County-Level Graphical Examination

ICU bed density by Total Population

ggplot(data = final2017_2019,
       aes(x = total.thousands,
           y = adult_icubeds_per1k))+
  geom_point()+
  theme_bw()

Interpretation:

  • There is one extreme and 2 moderate outliers on the ICU Beds Per Capita axis above 2.5 ICU beds per 1000 adults.

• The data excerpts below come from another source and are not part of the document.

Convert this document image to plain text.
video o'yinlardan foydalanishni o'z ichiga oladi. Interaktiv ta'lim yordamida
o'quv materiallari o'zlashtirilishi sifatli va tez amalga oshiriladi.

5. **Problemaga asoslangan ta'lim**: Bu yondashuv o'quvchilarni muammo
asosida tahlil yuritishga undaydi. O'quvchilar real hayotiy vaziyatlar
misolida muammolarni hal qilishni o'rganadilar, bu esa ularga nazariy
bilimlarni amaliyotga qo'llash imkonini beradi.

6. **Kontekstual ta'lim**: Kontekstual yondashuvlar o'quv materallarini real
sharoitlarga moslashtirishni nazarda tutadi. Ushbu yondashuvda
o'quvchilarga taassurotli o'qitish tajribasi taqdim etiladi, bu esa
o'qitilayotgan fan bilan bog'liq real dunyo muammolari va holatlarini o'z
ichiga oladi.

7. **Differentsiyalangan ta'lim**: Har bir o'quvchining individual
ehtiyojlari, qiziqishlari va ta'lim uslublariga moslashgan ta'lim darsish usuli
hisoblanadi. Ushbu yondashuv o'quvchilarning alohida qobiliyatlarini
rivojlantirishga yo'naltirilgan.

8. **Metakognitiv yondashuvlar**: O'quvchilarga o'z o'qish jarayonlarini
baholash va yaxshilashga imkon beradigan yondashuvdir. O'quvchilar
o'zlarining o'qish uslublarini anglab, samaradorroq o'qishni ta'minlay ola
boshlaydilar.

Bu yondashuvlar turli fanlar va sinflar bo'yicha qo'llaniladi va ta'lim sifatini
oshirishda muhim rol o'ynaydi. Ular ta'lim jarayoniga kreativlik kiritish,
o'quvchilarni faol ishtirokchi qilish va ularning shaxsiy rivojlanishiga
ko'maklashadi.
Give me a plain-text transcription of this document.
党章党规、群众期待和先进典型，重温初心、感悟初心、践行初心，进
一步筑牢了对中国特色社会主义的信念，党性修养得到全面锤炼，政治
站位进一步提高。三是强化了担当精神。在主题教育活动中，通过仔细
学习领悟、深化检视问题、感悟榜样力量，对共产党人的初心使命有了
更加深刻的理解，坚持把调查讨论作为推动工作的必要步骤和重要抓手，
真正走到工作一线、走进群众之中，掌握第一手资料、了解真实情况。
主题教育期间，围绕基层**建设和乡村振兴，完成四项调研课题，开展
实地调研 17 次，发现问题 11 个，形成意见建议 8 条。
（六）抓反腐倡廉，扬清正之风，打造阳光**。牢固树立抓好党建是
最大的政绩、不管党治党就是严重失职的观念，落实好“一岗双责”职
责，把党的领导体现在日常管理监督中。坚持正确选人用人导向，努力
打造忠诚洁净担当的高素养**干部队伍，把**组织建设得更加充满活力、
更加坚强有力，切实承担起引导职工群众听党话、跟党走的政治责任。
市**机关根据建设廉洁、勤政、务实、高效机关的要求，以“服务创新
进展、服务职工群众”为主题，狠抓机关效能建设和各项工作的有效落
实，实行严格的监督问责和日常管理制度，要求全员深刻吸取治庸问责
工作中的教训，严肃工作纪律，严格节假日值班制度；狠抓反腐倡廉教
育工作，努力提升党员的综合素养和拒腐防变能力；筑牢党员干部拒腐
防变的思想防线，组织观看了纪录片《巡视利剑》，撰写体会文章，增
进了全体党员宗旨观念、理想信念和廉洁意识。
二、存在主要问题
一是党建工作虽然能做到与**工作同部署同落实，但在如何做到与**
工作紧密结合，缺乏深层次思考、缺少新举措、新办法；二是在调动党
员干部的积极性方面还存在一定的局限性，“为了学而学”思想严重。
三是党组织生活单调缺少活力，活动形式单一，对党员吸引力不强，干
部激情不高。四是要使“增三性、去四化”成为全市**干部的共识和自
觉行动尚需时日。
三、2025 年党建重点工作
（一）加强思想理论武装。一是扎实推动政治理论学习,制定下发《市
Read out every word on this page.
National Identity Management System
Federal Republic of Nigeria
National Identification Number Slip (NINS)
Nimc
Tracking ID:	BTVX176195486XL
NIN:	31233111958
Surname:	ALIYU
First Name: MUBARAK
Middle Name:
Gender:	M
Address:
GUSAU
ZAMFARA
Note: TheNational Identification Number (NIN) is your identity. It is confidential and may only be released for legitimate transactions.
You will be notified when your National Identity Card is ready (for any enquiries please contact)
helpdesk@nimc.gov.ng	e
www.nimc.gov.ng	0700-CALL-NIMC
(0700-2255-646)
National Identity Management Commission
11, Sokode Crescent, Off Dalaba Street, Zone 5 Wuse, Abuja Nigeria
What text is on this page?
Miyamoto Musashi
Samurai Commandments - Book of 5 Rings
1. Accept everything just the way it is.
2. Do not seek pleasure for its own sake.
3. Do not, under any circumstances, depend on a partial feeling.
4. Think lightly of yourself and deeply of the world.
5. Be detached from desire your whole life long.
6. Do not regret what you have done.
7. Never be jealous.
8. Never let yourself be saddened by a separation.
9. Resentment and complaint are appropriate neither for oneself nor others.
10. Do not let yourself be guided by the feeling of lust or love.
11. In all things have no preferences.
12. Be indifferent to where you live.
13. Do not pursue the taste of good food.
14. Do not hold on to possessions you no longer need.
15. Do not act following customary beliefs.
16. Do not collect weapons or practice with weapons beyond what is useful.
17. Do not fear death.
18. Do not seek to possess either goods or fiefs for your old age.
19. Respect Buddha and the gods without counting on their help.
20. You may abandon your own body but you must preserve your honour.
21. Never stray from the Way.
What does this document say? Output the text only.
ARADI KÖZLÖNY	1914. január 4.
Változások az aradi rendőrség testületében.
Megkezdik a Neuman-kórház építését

These values seem high in context of other similarly populated counties on the y axis.
  • There are also 4 outliers on the County population axis above 3,750,000 persons

ICU Beds by Total Population

ggplot(data = final2017_2019,
       aes(x = total.thousands,
           y = county.adult.icu.beds))+
  geom_point()+
  theme_bw()

Interpretation:

  • Point cloud does have expected upward trend of more ICU beds as population increases.
  • There are also 4 outliers on the County population axis above 3,750,000 persons

FTE Intensivists by Total Population

ggplot(data = final2017_2019,
       aes(x = total.thousands,
           y = county.adult.fte))+
  geom_point()+
  theme_bw()

Interpretation:

  • Similar 4 Total population outliers of population > 3.75 million
  • Additional outliers along Intensivist axis with 2 counties with FTE > 400 that seems out of context with other counties of similar size.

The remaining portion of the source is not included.